Aashish Gadhvi speaks on behalf of three LKL reviewers: Kim Ji-woon’s latest is a disappointment.
Hype can be a film’s best friend or its worst enemy. In the case of some films it has worked (The Blair Witch Project) and in the case of others it has backfired spectacularly (Star Wars Prequels), but the fact is that in the modern age of internet hysteria and film geekdom, hype is something that has to be coped with. So when news hit the world that Kim Ji-woon’s latest film I Saw The Devil (악마를 보았다) has been heavily cut in Korea and been called to be banned, gore fans rubbed their hands in anticipation. So let’s get the obvious question on everyone’s lips out of the way first. Is the film really that violent? Easy answer: yes. The violence is genuinely shocking and horrific and even at times funny. The acts of violence against women in particular are very difficult to watch. But is there anything else to this film, or is it just an excuse to gore up and have a blood-soaked bonanza? The devil it seems may be in the detail.
The stars involved in this film may also have resulted in the hype. Lee Byung-hun plays Kim Soo-hyeon, a detective whose girlfriend is brutally murdered by Jang Kyeong-cheol played by Choi Min-sik, returning from self imposed exile. Now this story line it seems has been done to death (pardon the pun), and anyone clued up on the language of cinema would know that the detective will track down the killer and inflict his own brand of justice. Thankfully the process of looking for and finding the killer all takes place within the first 20 minutes, leaving the path free for Kim Ji-woon to take us down a new route. Or does it? The Chaser featured an identical route with the ‘cat and mouse’ discovering each other early in the film. The main difference with Devil is the way in which this unique brand of ‘justice’ is handed out. Instead of finding the killer and killing him, Soo-hyeon decides to inflict excruciating amounts of pain, then leaves Kyeong-cheol within an inch of his life, and in some cases helping him get better, to start the cycle all over again. Despite the morality of this or even the confusing motives behind it (revenge or enjoyment?) it must be said that this is a genuinely different narrative route that we are taken down and is fairly enjoyable to watch. Some of the scenes in which Soo-hyeon brings the pain received applause from the audience, who clearly enjoyed this ‘justice’. However it was fairly obvious to tell that Soo-hyeon wasn’t going to have it his own way and that the roles would be reversed, and this is where the film fails and falls back into generic traditions which we have all seen before.

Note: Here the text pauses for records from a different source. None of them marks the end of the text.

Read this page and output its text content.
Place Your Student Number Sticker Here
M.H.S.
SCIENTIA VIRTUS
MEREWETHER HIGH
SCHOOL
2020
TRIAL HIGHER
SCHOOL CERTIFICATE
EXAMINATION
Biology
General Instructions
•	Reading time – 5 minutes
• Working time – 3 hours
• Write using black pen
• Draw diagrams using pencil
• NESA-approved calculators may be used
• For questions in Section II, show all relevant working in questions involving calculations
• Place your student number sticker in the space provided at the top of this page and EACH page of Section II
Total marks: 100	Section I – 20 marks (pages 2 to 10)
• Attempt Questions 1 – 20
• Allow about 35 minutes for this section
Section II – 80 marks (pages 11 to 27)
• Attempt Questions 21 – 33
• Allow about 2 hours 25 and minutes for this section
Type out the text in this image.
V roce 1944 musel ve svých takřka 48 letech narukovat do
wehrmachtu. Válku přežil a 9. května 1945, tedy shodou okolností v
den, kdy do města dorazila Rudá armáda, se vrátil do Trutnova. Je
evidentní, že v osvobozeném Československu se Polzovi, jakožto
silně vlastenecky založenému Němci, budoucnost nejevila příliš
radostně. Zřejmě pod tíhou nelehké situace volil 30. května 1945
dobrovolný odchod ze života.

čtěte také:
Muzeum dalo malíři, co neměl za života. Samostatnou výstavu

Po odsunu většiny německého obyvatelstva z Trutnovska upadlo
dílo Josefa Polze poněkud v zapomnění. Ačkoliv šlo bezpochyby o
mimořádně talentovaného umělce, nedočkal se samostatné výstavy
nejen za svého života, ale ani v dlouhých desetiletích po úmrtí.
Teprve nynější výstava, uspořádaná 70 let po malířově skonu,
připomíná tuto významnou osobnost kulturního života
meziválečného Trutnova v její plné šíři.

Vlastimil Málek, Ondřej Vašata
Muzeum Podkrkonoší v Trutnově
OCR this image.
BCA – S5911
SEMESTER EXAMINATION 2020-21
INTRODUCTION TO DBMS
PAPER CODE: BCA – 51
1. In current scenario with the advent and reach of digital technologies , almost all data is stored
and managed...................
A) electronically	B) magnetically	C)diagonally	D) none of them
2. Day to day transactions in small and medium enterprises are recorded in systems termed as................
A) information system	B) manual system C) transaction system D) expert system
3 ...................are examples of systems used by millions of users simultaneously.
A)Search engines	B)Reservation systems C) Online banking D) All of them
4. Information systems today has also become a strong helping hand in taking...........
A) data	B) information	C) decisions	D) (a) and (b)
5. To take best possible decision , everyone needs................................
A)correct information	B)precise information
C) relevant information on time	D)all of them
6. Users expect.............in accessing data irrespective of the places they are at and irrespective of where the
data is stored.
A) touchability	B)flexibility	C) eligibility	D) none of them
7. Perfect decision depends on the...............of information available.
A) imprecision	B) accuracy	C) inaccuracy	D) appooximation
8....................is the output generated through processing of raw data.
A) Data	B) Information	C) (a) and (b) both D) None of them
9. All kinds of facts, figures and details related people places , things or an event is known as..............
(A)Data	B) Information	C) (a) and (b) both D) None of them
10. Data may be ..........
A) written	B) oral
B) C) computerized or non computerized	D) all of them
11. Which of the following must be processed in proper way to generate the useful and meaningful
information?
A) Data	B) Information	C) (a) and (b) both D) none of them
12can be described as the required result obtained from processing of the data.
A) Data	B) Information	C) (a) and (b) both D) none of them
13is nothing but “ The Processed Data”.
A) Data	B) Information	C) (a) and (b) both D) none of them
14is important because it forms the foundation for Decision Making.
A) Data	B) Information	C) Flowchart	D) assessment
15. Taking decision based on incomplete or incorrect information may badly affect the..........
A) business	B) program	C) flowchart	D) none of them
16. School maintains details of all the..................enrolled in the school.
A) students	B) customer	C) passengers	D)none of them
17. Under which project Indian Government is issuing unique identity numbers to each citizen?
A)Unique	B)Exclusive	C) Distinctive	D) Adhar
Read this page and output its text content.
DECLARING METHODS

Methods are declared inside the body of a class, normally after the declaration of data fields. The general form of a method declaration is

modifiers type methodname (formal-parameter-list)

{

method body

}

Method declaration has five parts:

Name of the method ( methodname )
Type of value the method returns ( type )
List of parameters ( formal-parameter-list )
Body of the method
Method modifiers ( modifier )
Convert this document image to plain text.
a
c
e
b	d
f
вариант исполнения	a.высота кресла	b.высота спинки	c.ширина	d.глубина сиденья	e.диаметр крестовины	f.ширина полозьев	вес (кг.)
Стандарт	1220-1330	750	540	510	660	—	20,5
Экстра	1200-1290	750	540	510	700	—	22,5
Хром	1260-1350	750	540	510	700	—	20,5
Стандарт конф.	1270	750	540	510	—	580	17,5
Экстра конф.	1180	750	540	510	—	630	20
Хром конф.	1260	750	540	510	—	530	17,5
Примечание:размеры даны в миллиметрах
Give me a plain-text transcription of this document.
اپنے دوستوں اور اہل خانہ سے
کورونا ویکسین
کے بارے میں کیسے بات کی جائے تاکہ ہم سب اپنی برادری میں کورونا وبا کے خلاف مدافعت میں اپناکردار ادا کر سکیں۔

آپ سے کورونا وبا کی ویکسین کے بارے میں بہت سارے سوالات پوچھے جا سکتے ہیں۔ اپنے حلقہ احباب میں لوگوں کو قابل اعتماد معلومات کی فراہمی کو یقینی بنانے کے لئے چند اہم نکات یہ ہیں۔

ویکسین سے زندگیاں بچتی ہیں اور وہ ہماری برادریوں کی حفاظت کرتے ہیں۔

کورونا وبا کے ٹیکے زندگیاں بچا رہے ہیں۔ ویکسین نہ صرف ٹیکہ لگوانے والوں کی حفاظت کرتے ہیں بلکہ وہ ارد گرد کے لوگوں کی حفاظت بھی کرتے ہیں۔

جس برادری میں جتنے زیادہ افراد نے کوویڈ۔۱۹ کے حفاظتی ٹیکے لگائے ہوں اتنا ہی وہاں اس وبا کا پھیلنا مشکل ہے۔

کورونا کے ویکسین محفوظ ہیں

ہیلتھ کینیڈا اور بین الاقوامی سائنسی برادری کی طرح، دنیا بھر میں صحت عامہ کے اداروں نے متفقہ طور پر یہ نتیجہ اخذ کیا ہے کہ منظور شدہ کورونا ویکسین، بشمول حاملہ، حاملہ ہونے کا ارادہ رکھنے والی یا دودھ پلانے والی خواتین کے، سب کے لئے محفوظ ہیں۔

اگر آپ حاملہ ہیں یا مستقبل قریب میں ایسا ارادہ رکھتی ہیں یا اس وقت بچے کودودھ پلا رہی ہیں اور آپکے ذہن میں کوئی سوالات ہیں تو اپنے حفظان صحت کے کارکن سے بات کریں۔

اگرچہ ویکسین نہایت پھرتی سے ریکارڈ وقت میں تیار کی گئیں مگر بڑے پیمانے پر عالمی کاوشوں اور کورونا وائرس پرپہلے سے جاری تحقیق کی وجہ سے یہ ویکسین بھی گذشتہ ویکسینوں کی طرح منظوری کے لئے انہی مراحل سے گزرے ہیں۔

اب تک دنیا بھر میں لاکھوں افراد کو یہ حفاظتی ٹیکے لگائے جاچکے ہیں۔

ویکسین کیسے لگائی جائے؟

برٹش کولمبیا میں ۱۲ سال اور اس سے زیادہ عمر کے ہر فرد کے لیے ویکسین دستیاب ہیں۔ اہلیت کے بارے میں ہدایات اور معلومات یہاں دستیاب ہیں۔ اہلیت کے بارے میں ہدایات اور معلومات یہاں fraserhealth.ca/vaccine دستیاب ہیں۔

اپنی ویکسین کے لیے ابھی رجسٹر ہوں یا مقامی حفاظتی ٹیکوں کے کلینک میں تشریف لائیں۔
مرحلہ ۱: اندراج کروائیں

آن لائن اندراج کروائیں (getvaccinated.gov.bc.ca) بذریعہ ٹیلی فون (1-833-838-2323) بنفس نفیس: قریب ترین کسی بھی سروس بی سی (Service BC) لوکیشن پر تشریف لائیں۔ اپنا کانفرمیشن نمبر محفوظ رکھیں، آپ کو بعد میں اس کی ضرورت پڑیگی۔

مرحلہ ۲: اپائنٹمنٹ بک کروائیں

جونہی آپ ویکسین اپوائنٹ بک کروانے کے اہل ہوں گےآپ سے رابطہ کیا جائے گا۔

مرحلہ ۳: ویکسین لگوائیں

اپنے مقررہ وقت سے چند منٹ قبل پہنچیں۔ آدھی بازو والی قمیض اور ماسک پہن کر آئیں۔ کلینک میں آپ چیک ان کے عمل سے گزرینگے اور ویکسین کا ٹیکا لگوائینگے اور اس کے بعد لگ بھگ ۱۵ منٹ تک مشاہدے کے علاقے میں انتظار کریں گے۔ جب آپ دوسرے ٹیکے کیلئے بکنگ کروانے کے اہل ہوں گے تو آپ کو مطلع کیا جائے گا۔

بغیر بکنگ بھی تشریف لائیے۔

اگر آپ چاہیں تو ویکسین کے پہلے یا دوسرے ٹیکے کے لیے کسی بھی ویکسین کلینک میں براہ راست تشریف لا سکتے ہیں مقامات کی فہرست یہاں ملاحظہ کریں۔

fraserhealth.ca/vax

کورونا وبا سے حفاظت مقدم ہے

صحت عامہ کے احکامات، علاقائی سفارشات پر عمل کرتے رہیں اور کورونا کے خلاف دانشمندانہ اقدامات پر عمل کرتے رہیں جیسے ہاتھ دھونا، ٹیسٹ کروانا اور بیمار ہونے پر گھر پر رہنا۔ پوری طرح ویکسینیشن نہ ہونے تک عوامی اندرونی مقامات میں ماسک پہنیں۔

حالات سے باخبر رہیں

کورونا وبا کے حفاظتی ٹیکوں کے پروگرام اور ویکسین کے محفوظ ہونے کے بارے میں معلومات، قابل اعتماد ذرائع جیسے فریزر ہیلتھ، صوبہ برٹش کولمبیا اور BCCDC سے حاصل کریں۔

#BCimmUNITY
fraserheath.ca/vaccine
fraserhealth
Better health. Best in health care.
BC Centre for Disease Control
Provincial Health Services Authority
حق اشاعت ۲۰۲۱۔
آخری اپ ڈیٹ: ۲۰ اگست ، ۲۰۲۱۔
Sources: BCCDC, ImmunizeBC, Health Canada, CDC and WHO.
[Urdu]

The dilemma for a film like this is how can you make something which is so unique that it stands alone in a genre which is so synonymous in the country and industry in which you work? The answer is that you can’t. Every tiny little detail in Devil instantly brings up images of Park Chan-wook’s Vengeance Trilogy or indeed The Chaser. In fact one might even wonder if Kim Ji-woon had just seen The Chaser and decided to remake it apart from a few minor changes. It wouldn’t be too harsh to say that this film, given its director and stars, is a disappointment. The main reason why it is disappointing is because we have seen it all before. Although the violence in this is far more brutal than any of those films, there is very little emotional engagement or desire for the hero to succeed. The title also raises fairly obvious questions, which Kim Ji-woon confirmed in the post film Q & A, of who the real devil is: the cop, the killer or the audience. Indeed there was a sense of excitement and almost enjoyment of the violence, but this probably had more to do with the predictable story and lack of emotional investment: there was little sense that the audience was being addressed with guilty finger-pointing, Michel Haneke style. One of the causes for this problem may have been the very strange performances of the two main actors. Kim Ji-woon described Lee Byung-hun’s performance as ‘cold and calculated’ and Choi Min-sik’s as ‘spontaneous’ and praised their polar opposites. Others might interpret that as ‘boring’ and ‘over the top’. One wonders why these mega-stars chose to get involved in the project. Either way it didn’t help the overall aim which at times was confused to begin with. The other problem with this film is the almost box ticking technique of its ‘Asian extreme’ traits. One can’t help but wonder whether this film was just made to order for an overseas exporter (in which it will no doubt succeed), as well as being remade into a big budget Hollywood film. The ending leaves the audience with an empty feeling, which was intended by the director. The route and reasons for that emptiness however, probably weren’t. I Saw The Devil offers a few thrills and gut spills, but very little beyond that.
Kim Ji-woon’s I Saw the Devil screened at the London Korean Film Festival 2010 on 6 November. The festival continues in London until 14 November.